FP&L, utility activists discuss financial implications of Vero Electric’s sale

VERO BEACH — Florida Power & Light officials for the first time saw the financial model of a potential sale of the Vero Beach electric utility put together by community activists Dr. Stephen Faherty and accountant Glenn Heran.

Acting Electric Utility Director John Lee also attended the presentation, conducted at Florida Power & Light’s offices in Juno Beach. Lee rode with Heran and Faherty to save the city the expense of travel. “We didn’t want to do anything behind the city’s back, and we didn’t want anyone to think that we were going down there to try to negotiate a deal or anything on our own.” Heran said. “We just wanted to show them the model. And we didn’t want anyone to say that the trip cost the city anything, so Steve drove and John rode with us.”

The purpose of the visit was to present a financial model Heran has developed to FPL officials. The Vero Beach City Council has seen abbreviated versions of the model, but has resisted attempts by Councilman Brian Heady to present the interactive spreadsheet at length during a public meeting.

The model lays out various scenarios for selling the electric utility to FPL and it has been widely panned by the city.

Heran said he’d never shown the entire presentation to a member of the city staff before.

“It’s an impressive Excel spreadsheet,” Lee said of the financial model, adding that he and the FPL officials “listened politely” to the presentation.

“I’ve seen parts and pieces” of the presentation, he said, adding, “None was a surprise to me.”

Heran and Faherty have shown the model to top-ranking county staff and both individually and as a group to all five members of the Board of County Commissioners.

“We asked the FPL folks if they could find anything in the model that was inherently incorrect,” Heran said. “And they couldn’t find anything.”

While a Florida Power & Light official did not say what the company thought of the presentation, spokeswoman Jackie Anderson said the power provider “has not made a decision regarding a possible purchase of the City of Vero Beach’s electric system, but we continue to conduct our analysis.”

Anderson said that the FPL officials who sat in on the presentation appreciated Heran, Faherty and Lee’s time.

“Any possible utility system purchase is a complex undertaking that requires careful consideration and we want to make sure that what we do is right for our customers and for the people of Vero Beach,” Anderson said.

As for the financial model itself, Lee said, “Mathematically, it works,” but it’s not perfect.

Lee said that the one problem he had with the presentation was the use of “will” instead of “may.”

He explained that Heran and Faherty told FPL officials that Indian River County and Indian River Shores residents on Vero Beach electric will leave the city’s power grid, when that is not a known fact.

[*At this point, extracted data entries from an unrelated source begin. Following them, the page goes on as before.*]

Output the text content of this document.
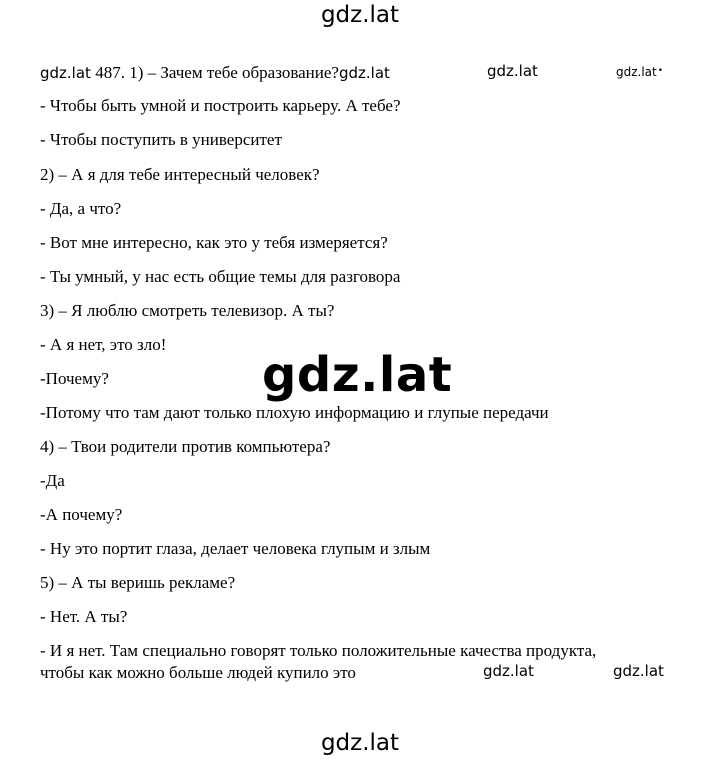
gdz.lat
gdz.lat 487. 1) – Зачем тебе образование?gdz.lat	gdz.lat	gdz.lat •
- Чтобы быть умной и построить карьеру. А тебе?
- Чтобы поступить в университет
2) – А я для тебе интересный человек?
- Да, а что?
- Вот мне интересно, как это у тебя измеряется?
- Ты умный, у нас есть общие темы для разговора
3) – Я люблю смотреть телевизор. А ты?
- А я нет, это зло!
-Почему?
-Потому что там дают только плохую информацию и глупые передачи
4) – Твои родители против компьютера?
-Да
-А почему?
- Ну это портит глаза, делает человека глупым и злым
5) – А ты веришь рекламе?
- Нет. А ты?
- И я нет. Там специально говорят только положительные качества продукта,
чтобы как можно больше людей купило это
gdz.lat
gdz.lat	gdz.lat
gdz.lat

Also, Heran and Faherty said FP&L will not include a surcharge as part of the potential purchase offer – FPL has made no such commitment, Lee said.

The model takes into account what the city might receive as a sale price for the electric utility, how that money could be invested, how it might affect property taxes assessed by the city and how — both for the individual and for the city and the county as a whole — the net effect of not owning the utility but having FPL rates would result in huge savings.

Currently FPL rates are about 32 percent lower than rates paid by the City of Vero Beach Electric customers for the same power.

The aggregate savings for Indian River County, Heran has estimated, would be somewhere between $18 million and $28 million per year, depending on the sale price the city could get for the utility and the right to service its 34,000 customers.

The interactive part of the model allows the user to plug in different hypothetical numbers for a sale price and see the results.

The utility has not been formally appraised, but city officials have estimated its value as being $150 to $400 million, depending on what is encompassed in that package.

City Manager Jim Gabbard has estimated that the undergrounding of utilities that was done for barrier island residents is worth $100 million.

Heran said that “any number greater than zero,” with regard to the sale price, would result in a positive effect for both the city and its residents.

He added that the city should, and believes would, get a fair price from FPL for the utility.

Having seen the presentation, Lee said he does not plan to recommend to the Vero Beach City Council they receive the same.

“The deal is between FPL and the city,” Lee said. “It’s not a model anymore.”

The two entities have to look at real numbers without assumptions built in and take into considerations that are outside the scope of financials.

“That’s just good business,” he said.